2 Problemas con el certificado

OpenSSL se usa con CRL y para algunas CA en la cadena de certificados su CRL no está incluida en TLSCRLFile

En el registro del servidor TLS en el caso de un par OpenSSL:

no se pudo aceptar una conexión entrante: desde 127.0.0.1: el protocolo de enlace TLS con 127.0.0.1 devolvió el código de error 1: \
           archivo s3_srvr.c línea 3251: error: 14089086: rutinas SSL: ssl3_get_client_certificate: verificación de certificado fallida: \
           TLS escribe alerta fatal "CA desconocida"

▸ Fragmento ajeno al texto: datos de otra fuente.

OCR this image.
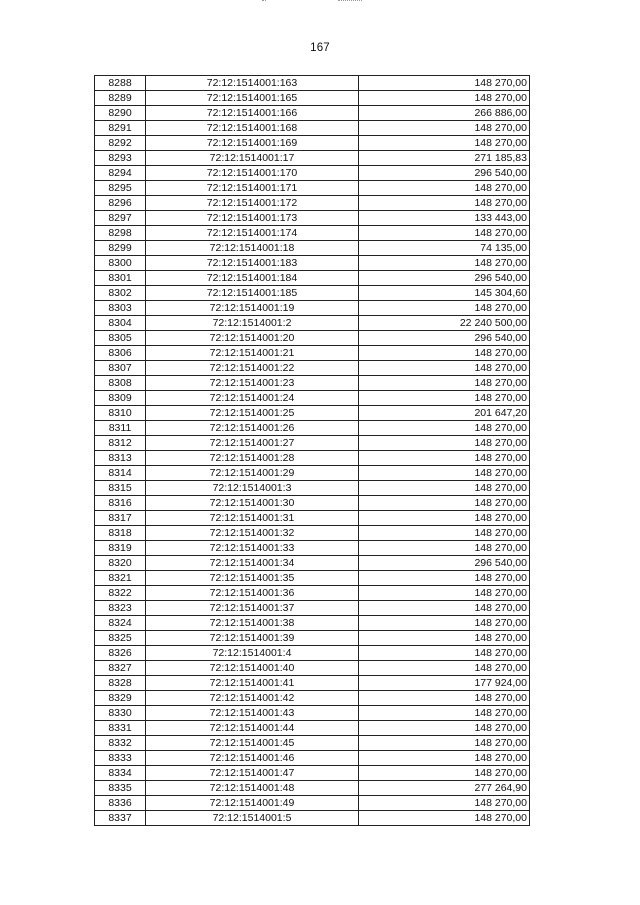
167
8288	72:12:1514001:163	148 270,00
8289	72:12:1514001:165	148 270,00
8290	72:12:1514001:166	266 886,00
8291	72:12:1514001:168	148 270,00
8292	72:12:1514001:169	148 270,00
8293	72:12:1514001:17	271 185,83
8294	72:12:1514001:170	296 540,00
8295	72:12:1514001:171	148 270,00
8296	72:12:1514001:172	148 270,00
8297	72:12:1514001:173	133 443,00
8298	72:12:1514001:174	148 270,00
8299	72:12:1514001:18	74 135,00
8300	72:12:1514001:183	148 270,00
8301	72:12:1514001:184	296 540,00
8302	72:12:1514001:185	145 304,60
8303	72:12:1514001:19	148 270,00
8304	72:12:1514001:2	22 240 500,00
8305	72:12:1514001:20	296 540,00
8306	72:12:1514001:21	148 270,00
8307	72:12:1514001:22	148 270,00
8308	72:12:1514001:23	148 270,00
8309	72:12:1514001:24	148 270,00
8310	72:12:1514001:25	201 647,20
8311	72:12:1514001:26	148 270,00
8312	72:12:1514001:27	148 270,00
8313	72:12:1514001:28	148 270,00
8314	72:12:1514001:29	148 270,00
8315	72:12:1514001:3	148 270,00
8316	72:12:1514001:30	148 270,00
8317	72:12:1514001:31	148 270,00
8318	72:12:1514001:32	148 270,00
8319	72:12:1514001:33	148 270,00
8320	72:12:1514001:34	296 540,00
8321	72:12:1514001:35	148 270,00
8322	72:12:1514001:36	148 270,00
8323	72:12:1514001:37	148 270,00
8324	72:12:1514001:38	148 270,00
8325	72:12:1514001:39	148 270,00
8326	72:12:1514001:4	148 270,00
8327	72:12:1514001:40	148 270,00
8328	72:12:1514001:41	177 924,00
8329	72:12:1514001:42	148 270,00
8330	72:12:1514001:43	148 270,00
8331	72:12:1514001:44	148 270,00
8332	72:12:1514001:45	148 270,00
8333	72:12:1514001:46	148 270,00
8334	72:12:1514001:47	148 270,00
8335	72:12:1514001:48	277 264,90
8336	72:12:1514001:49	148 270,00
8337	72:12:1514001:5	148 270,00
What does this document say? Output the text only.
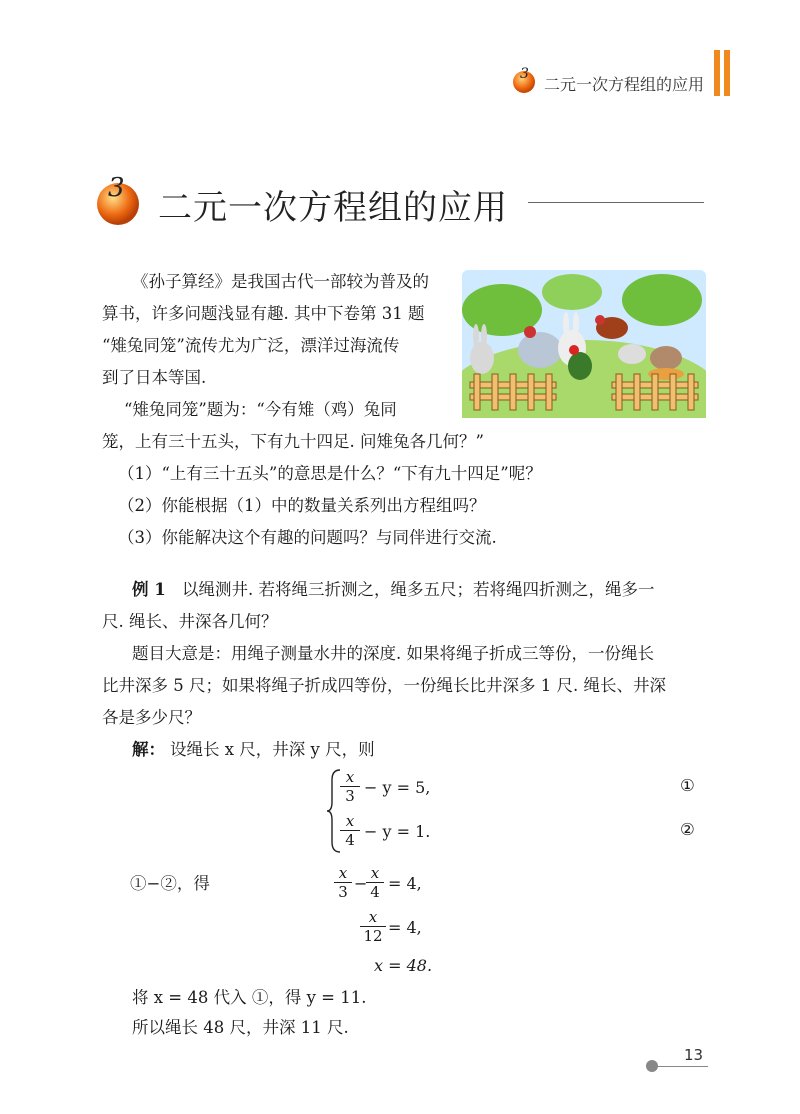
3
二元一次方程组的应用
3 二元一次方程组的应用
《孙子算经》是我国古代一部较为普及的
算书，许多问题浅显有趣. 其中下卷第 31 题
“雉兔同笼”流传尤为广泛，漂洋过海流传
到了日本等国.
“雉兔同笼”题为：“今有雉（鸡）兔同
笼，上有三十五头，下有九十四足. 问雉兔各几何？”
（1）“上有三十五头”的意思是什么？“下有九十四足”呢？
（2）你能根据（1）中的数量关系列出方程组吗？
（3）你能解决这个有趣的问题吗？与同伴进行交流.
例 1 以绳测井. 若将绳三折测之，绳多五尺；若将绳四折测之，绳多一
尺. 绳长、井深各几何？
题目大意是：用绳子测量水井的深度. 如果将绳子折成三等份，一份绳长
比井深多 5 尺；如果将绳子折成四等份，一份绳长比井深多 1 尺. 绳长、井深
各是多少尺？
解： 设绳长 x 尺，井深 y 尺，则
$\frac{x}{3} - y = 5$,	①
$\frac{x}{4} - y = 1$.	②
①−②，得	$\frac{x}{3}$ −
$\frac{x}{4} = 4$,
$\frac{x}{12} = 4$,
x = 48.
将 x = 48 代入 ①，得 y = 11.
所以绳长 48 尺，井深 11 尺.
13
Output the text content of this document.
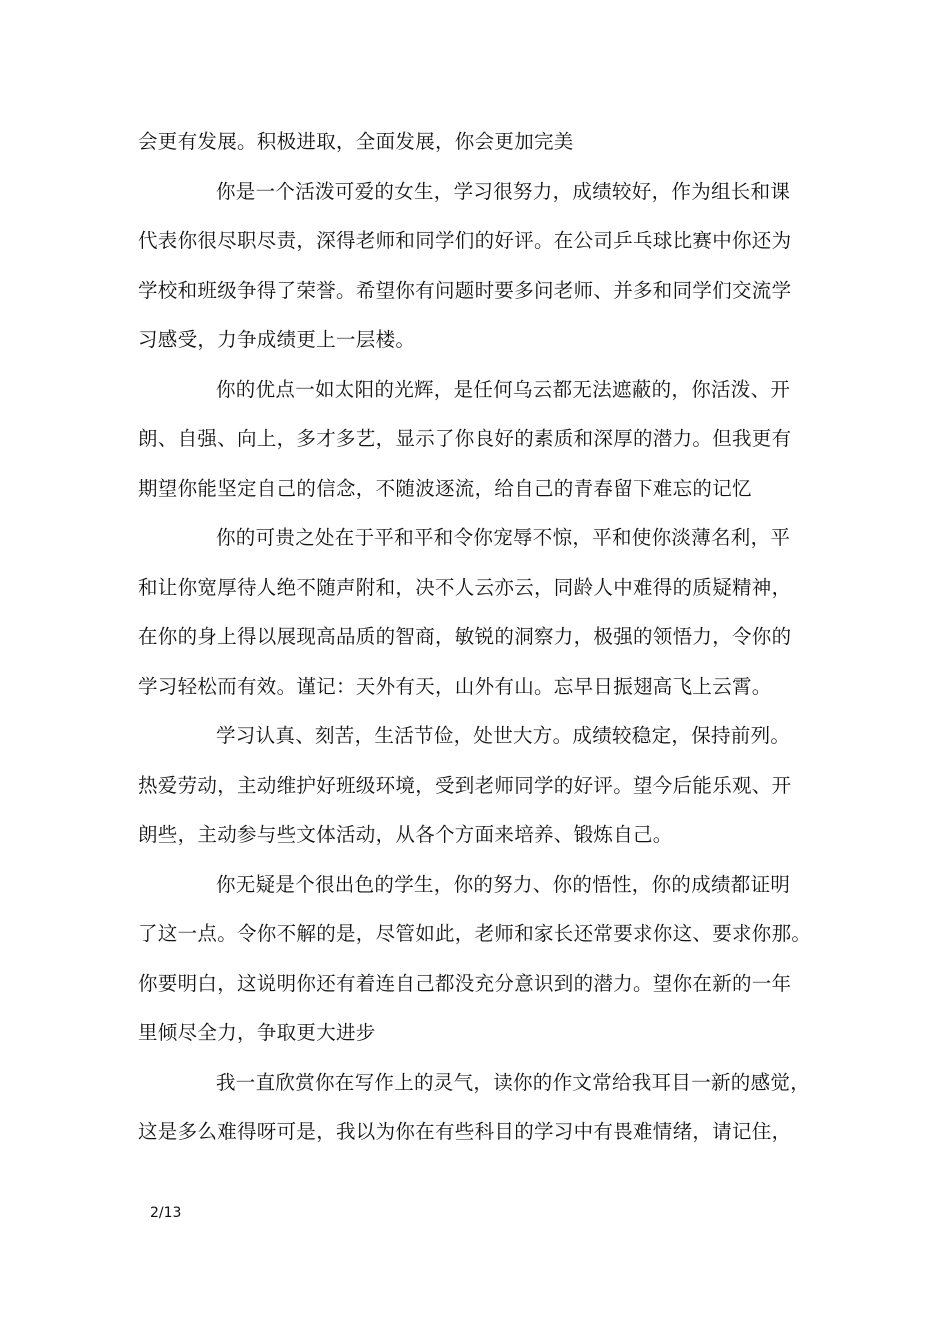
会更有发展。积极进取，全面发展，你会更加完美
你是一个活泼可爱的女生，学习很努力，成绩较好，作为组长和课
代表你很尽职尽责，深得老师和同学们的好评。在公司乒乓球比赛中你还为
学校和班级争得了荣誉。希望你有问题时要多问老师、并多和同学们交流学
习感受，力争成绩更上一层楼。
你的优点一如太阳的光辉，是任何乌云都无法遮蔽的，你活泼、开
朗、自强、向上，多才多艺，显示了你良好的素质和深厚的潜力。但我更有
期望你能坚定自己的信念，不随波逐流，给自己的青春留下难忘的记忆
你的可贵之处在于平和平和令你宠辱不惊，平和使你淡薄名利，平
和让你宽厚待人绝不随声附和，决不人云亦云，同龄人中难得的质疑精神，
在你的身上得以展现高品质的智商，敏锐的洞察力，极强的领悟力，令你的
学习轻松而有效。谨记：天外有天，山外有山。忘早日振翅高飞上云霄。
学习认真、刻苦，生活节俭，处世大方。成绩较稳定，保持前列。
热爱劳动，主动维护好班级环境，受到老师同学的好评。望今后能乐观、开
朗些，主动参与些文体活动，从各个方面来培养、锻炼自己。
你无疑是个很出色的学生，你的努力、你的悟性，你的成绩都证明
了这一点。令你不解的是，尽管如此，老师和家长还常要求你这、要求你那。
你要明白，这说明你还有着连自己都没充分意识到的潜力。望你在新的一年
里倾尽全力，争取更大进步
我一直欣赏你在写作上的灵气，读你的作文常给我耳目一新的感觉，
这是多么难得呀可是，我以为你在有些科目的学习中有畏难情绪，请记住，
2/13
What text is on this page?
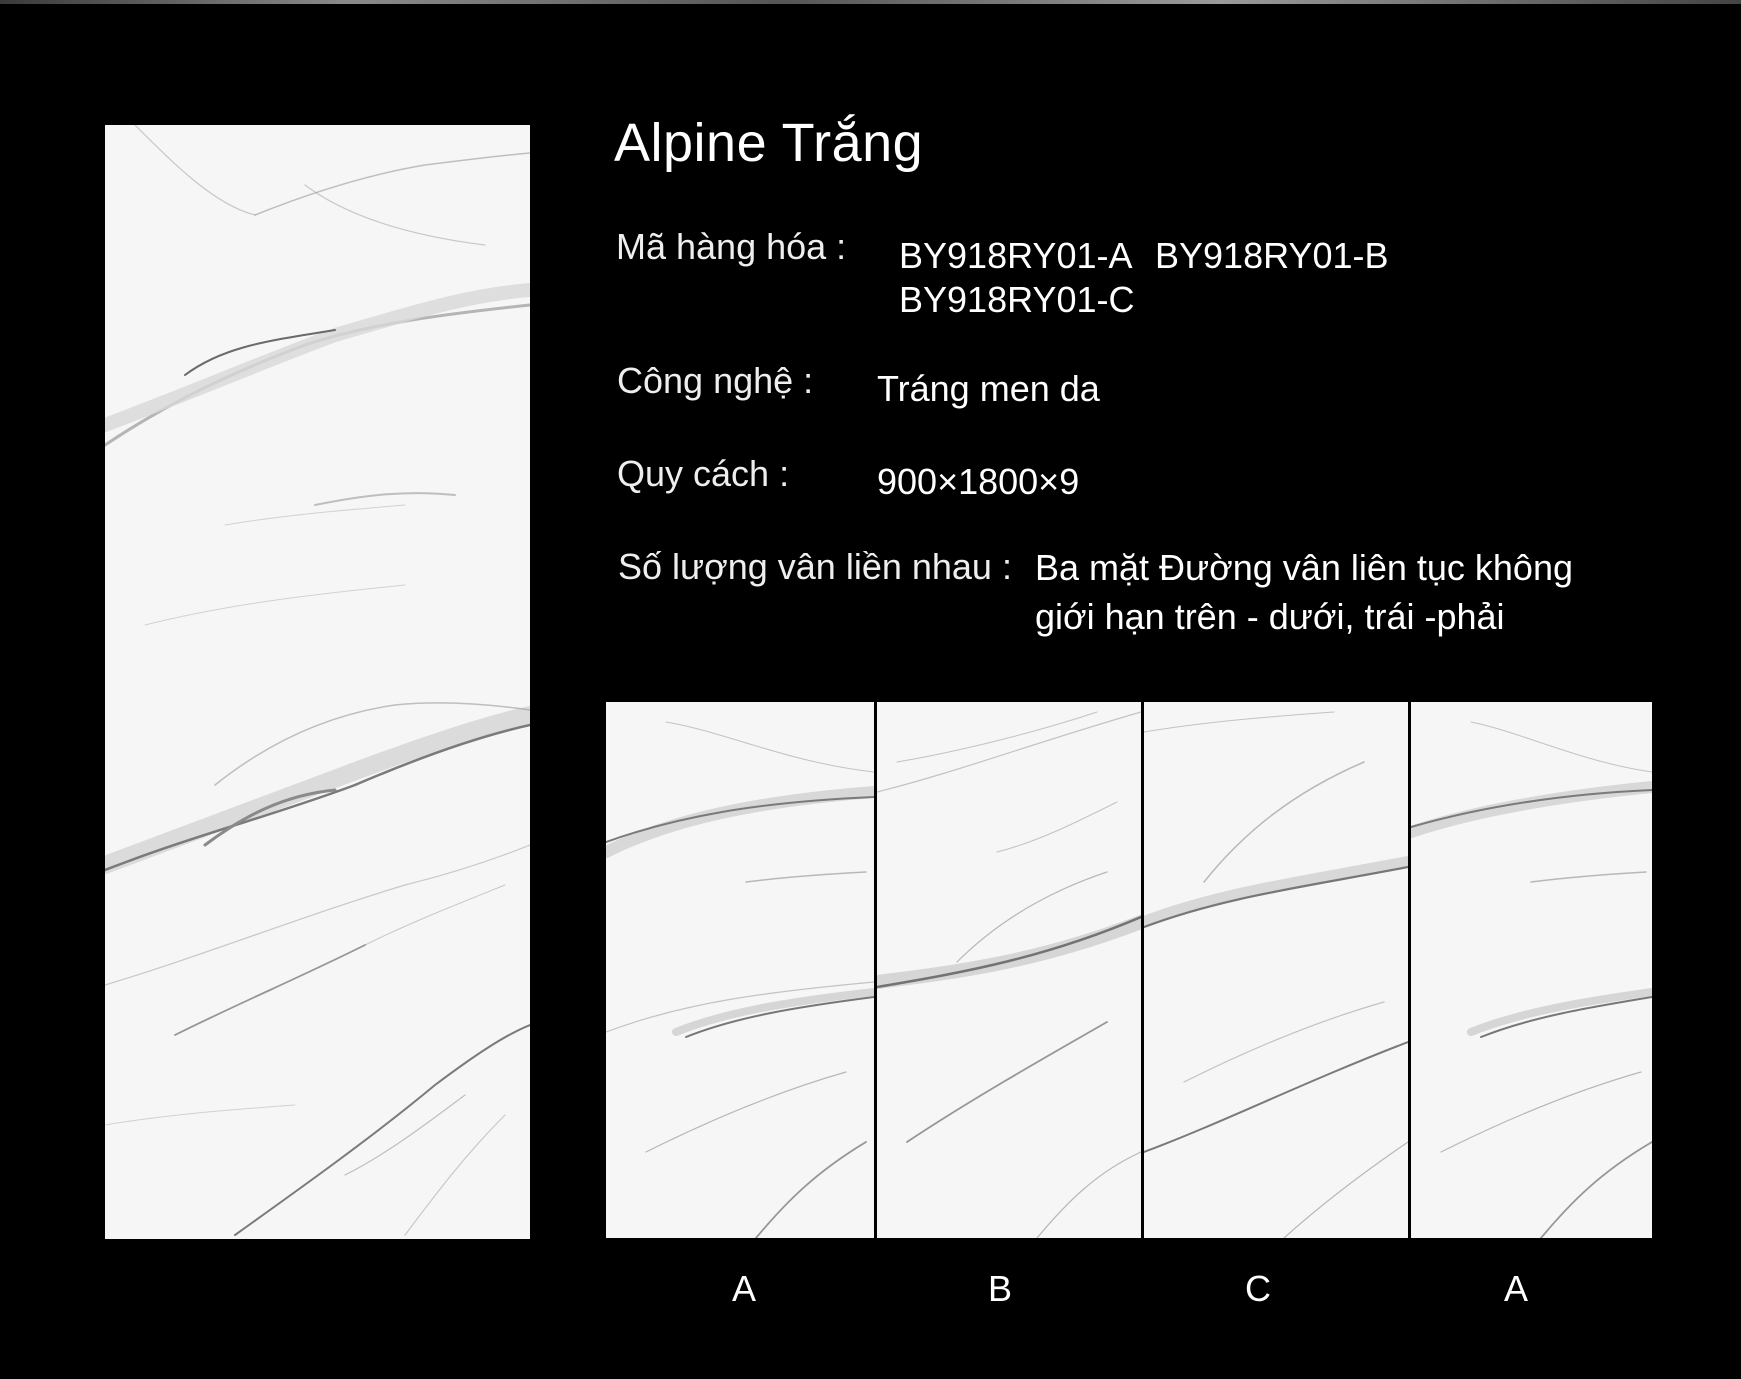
Alpine Trắng
Mã hàng hóa : BY918RY01-A BY918RY01-B
BY918RY01-C
Công nghệ : Tráng men da
Quy cách : 900×1800×9
Số lượng vân liền nhau : Ba mặt Đường vân liên tục không
giới hạn trên - dưới, trái -phải
A	B	C	A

En el registro del servidor TLS en el caso de un par GnuTLS:

no se pudo aceptar una conexión entrante: desde 127.0.0.1: el protocolo de enlace TLS con 127.0.0.1 devolvió el código de error 1: \
           archivo rsa_pk1.c línea 103: error:0407006A: rutinas rsa:RSA_padding_check_PKCS1_type_1:\
           el tipo de bloque no es el archivo 01 rsa_eay.c línea 705: error:04067072: rutinas rsa:RSA_EAY_PUBLIC_DECRYPT:paddin

CRL expiró o vence durante la operación del servidor

OpenSSL, en el registro del servidor:

  • antes del vencimiento:
no se puede conectar al proxy "proxy-openssl-1.0.1e": TCP exitoso, no se puede establecer TLS en [[127.0.0.1]:20004]:\
           SSL_connect() devolvió SSL_ERROR_SSL: archivo s3_clnt.c línea 1253: error:14090086:\
           Rutinas SSL:ssl3_get_server_certificate:verificación del certificado fallida:\
           TLS escribe alerta fatal "certificado revocado"
  • después del vencimiento:
no se puede conectar al proxy "proxy-openssl-1.0.1e": TCP exitoso, no se puede establecer TLS en [[127.0.0.1]:20004]:\
           SSL_connect() devolvió SSL_ERROR_SSL: archivo s3_clnt.c línea 1253: error:14090086:\
           Rutinas SSL:ssl3_get_server_certificate:verificación del certificado fallida:\
           TLS escribe alerta fatal "certificado caducado"

Lo importante aquí es que con CRL válida se informa un certificado revocado como "certificado revocado". Cuando la CRL caduca, el mensaje de error cambia a "certificado caducado", lo cual es bastante engañoso.

GnuTLS, en el registro del servidor:

  • antes y después del vencimiento lo mismo:
no se puede conectar al proxy "proxy-openssl-1.0.1e": TCP exitoso, no se puede establecer TLS en [[127.0.0.1]:20004]:\
             Certificado de igual no válido: el certificado NO es de confianza. Se revoca la cadena de certificados.

Certificado autofirmado, CA desconocida

OpenSSL, en el registro:

error: 'certificado autofirmado: SSL_connect() establece el código de resultado en SSL_ERROR_SSL: archivo ../ssl/statem/statem_clnt.c\
             línea 1924: error: 1416F086: rutinas SSL: tls_process_server_certificate: verificación de certificado fallida:\
             TLS escribe alerta fatal "CA desconocida"

Esto se observó cuando el certificado del servidor por error tenía el mismo emisor. y cadena de asunto, aunque estaba firmada por CA. Emisor y Sujeto son iguales en el certificado de CA de nivel superior, pero no pueden ser iguales en el certificado del servidor. (Lo mismo se aplica a los certificados de proxy y agente).

Para comprobar si un certificado contiene las mismas entradas de Emisor y Asunto, ejecute:

openssl x509 -in <sucertificado.crt> -noout -text

Es aceptable que el certificado raíz (nivel superior) tenga valores idénticos para Emisor y Asunto.